Perché la solitudine non è una condizione fisica ma uno stato dell’anima, un sentimento conflittuale del quale è impossibile liberarsi e con cui, semplicemente, si può imparare a convivere. Il cammino, come gesto lento, meditato e consapevole, aiuta in questo.

CAMMINARE LUNGO LE ANTICHE VIE

Il giorno in cui inizia a camminare, Alessandra scopre che la vita non è fatta di riti e di noiose abitudini ma di tempo e spazio, coordinate che troppo spesso sottovalutiamo e che il cammino, nella ripetizione ipnotica dei passi, ci insegna a recuperare.

Lei sceglie di percorrere le Antiche Vie, quelle in grado di resuscitare mondi arcaici, e dopo i primi cammini compiuti in gruppo decide di affrontare la solitudine senza sconti, prendendola di petto. Noi lettori le stiamo accanto silenziosi quando, in pieno inverno, esce da Udine e intraprende il suo cammino lungo la via Francigena e sempre in silenzio la accompagniamo nel tragitto tra il prima e il dopo, tra la vita che lascia e la vita che trova.

Un cammino non è fatto per dimenticare e non è fatto nemmeno per scappare, tutt’altro: se lasci qualcosa in sospeso, te lo restituisce con gli interessi. In questa dimensione il paesaggio diventa la cornice di un viaggio interiore in cui la ripetitività dei passi sollecita la memoria e intona un mantra di ricordi, desideri, sogni, affetti e amori che rimandano a livelli superiori di conoscenza e di percezione.

Giorno dopo giorno, un passo dietro l’altro, la paura di non farcela si trasforma nella capacità di testare i propri limiti e tutto ritrova la sua collocazione: i pensieri si fanno luminosi, gli incontri, umani o animali che siano, hanno sempre qualcosa da offrire e la meta cessa di essere il fine e diventa il mezzo per vivere il “durante”, il “qui e ora”, essenziale a qualsiasi cambiamento e trasformazione.

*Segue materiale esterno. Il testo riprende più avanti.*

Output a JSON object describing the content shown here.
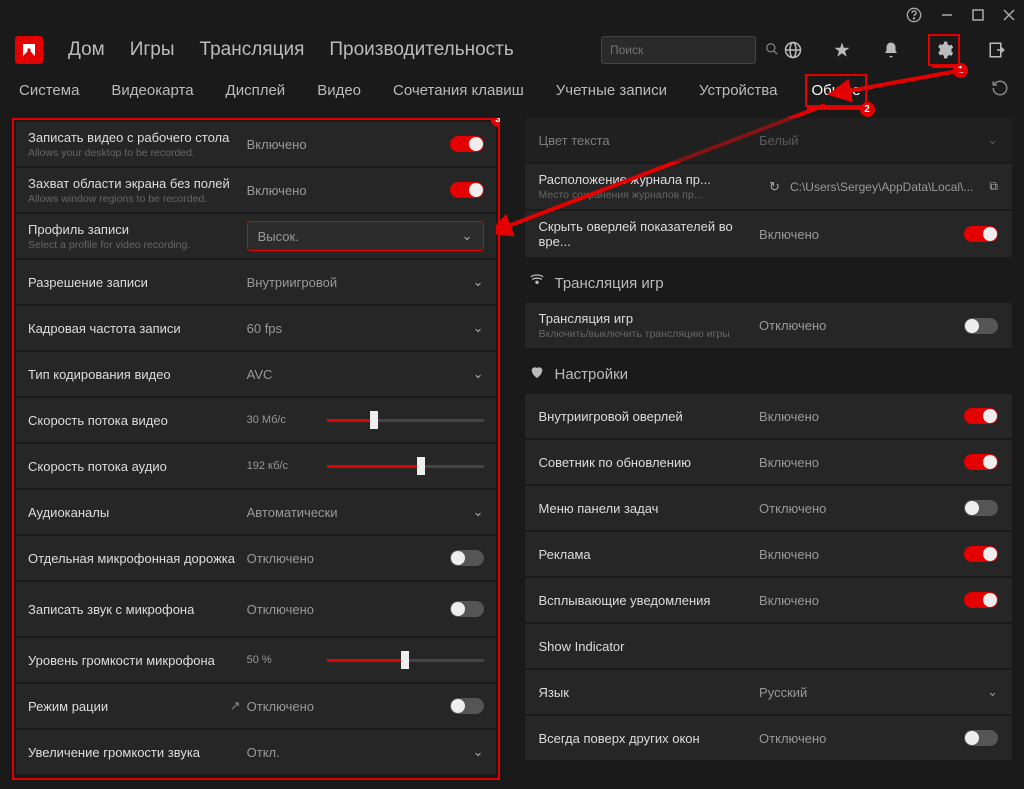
{
  "titlebar": {
    "help": "?",
    "min": "—",
    "max": "□",
    "close": "✕"
  },
  "nav": {
    "home": "Дом",
    "games": "Игры",
    "stream": "Трансляция",
    "perf": "Производительность"
  },
  "search": {
    "placeholder": "Поиск"
  },
  "subnav": {
    "system": "Система",
    "gpu": "Видеокарта",
    "display": "Дисплей",
    "video": "Видео",
    "hotkeys": "Сочетания клавиш",
    "accounts": "Учетные записи",
    "devices": "Устройства",
    "general": "Общее"
  },
  "left": {
    "rec_desktop": {
      "lbl": "Записать видео с рабочего стола",
      "sub": "Allows your desktop to be recorded.",
      "val": "Включено"
    },
    "rec_region": {
      "lbl": "Захват области экрана без полей",
      "sub": "Allows window regions to be recorded.",
      "val": "Включено"
    },
    "profile": {
      "lbl": "Профиль записи",
      "sub": "Select a profile for video recording.",
      "val": "Высок."
    },
    "resolution": {
      "lbl": "Разрешение записи",
      "val": "Внутриигровой"
    },
    "fps": {
      "lbl": "Кадровая частота записи",
      "val": "60 fps"
    },
    "enc": {
      "lbl": "Тип кодирования видео",
      "val": "AVC"
    },
    "v_bitrate": {
      "lbl": "Скорость потока видео",
      "val": "30 Мб/с"
    },
    "a_bitrate": {
      "lbl": "Скорость потока аудио",
      "val": "192 кб/с"
    },
    "a_channels": {
      "lbl": "Аудиоканалы",
      "val": "Автоматически"
    },
    "mic_track": {
      "lbl": "Отдельная микрофонная дорожка",
      "val": "Отключено"
    },
    "mic_rec": {
      "lbl": "Записать звук с микрофона",
      "val": "Отключено"
    },
    "mic_vol": {
      "lbl": "Уровень громкости микрофона",
      "val": "50 %"
    },
    "ptt": {
      "lbl": "Режим рации",
      "val": "Отключено"
    },
    "boost": {
      "lbl": "Увеличение громкости звука",
      "val": "Откл."
    }
  },
  "right": {
    "text_color": {
      "lbl": "Цвет текста",
      "val": "Белый"
    },
    "log_loc": {
      "lbl": "Расположение журнала пр...",
      "sub": "Место сохранения журналов пр...",
      "val": "C:\\Users\\Sergey\\AppData\\Local\\..."
    },
    "hide_overlay": {
      "lbl": "Скрыть оверлей показателей во вре...",
      "val": "Включено"
    },
    "stream_head": "Трансляция игр",
    "stream": {
      "lbl": "Трансляция игр",
      "sub": "Включить/выключить трансляцию игры",
      "val": "Отключено"
    },
    "settings_head": "Настройки",
    "ingame": {
      "lbl": "Внутриигровой оверлей",
      "val": "Включено"
    },
    "advisor": {
      "lbl": "Советник по обновлению",
      "val": "Включено"
    },
    "taskbar": {
      "lbl": "Меню панели задач",
      "val": "Отключено"
    },
    "ads": {
      "lbl": "Реклама",
      "val": "Включено"
    },
    "toasts": {
      "lbl": "Всплывающие уведомления",
      "val": "Включено"
    },
    "indicator": {
      "lbl": "Show Indicator"
    },
    "lang": {
      "lbl": "Язык",
      "val": "Русский"
    },
    "ontop": {
      "lbl": "Всегда поверх других окон",
      "val": "Отключено"
    }
  }
}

Il viaggio di Alessandra finisce, ma lei continua a camminare da sola.

Sarà che faccio parte del gruppo di solitari e quindi, in qualche modo, mi sono sentita chiamata in causa dal suo narrare; sarà che ho scelto anch’io il mestiere di scrivere e una bella penna la riconosco da lontano, ma Io cammino da sola è un libro denso, e al contempo scorrevole, in cui ognuno di noi può trovare qualcosa di sé.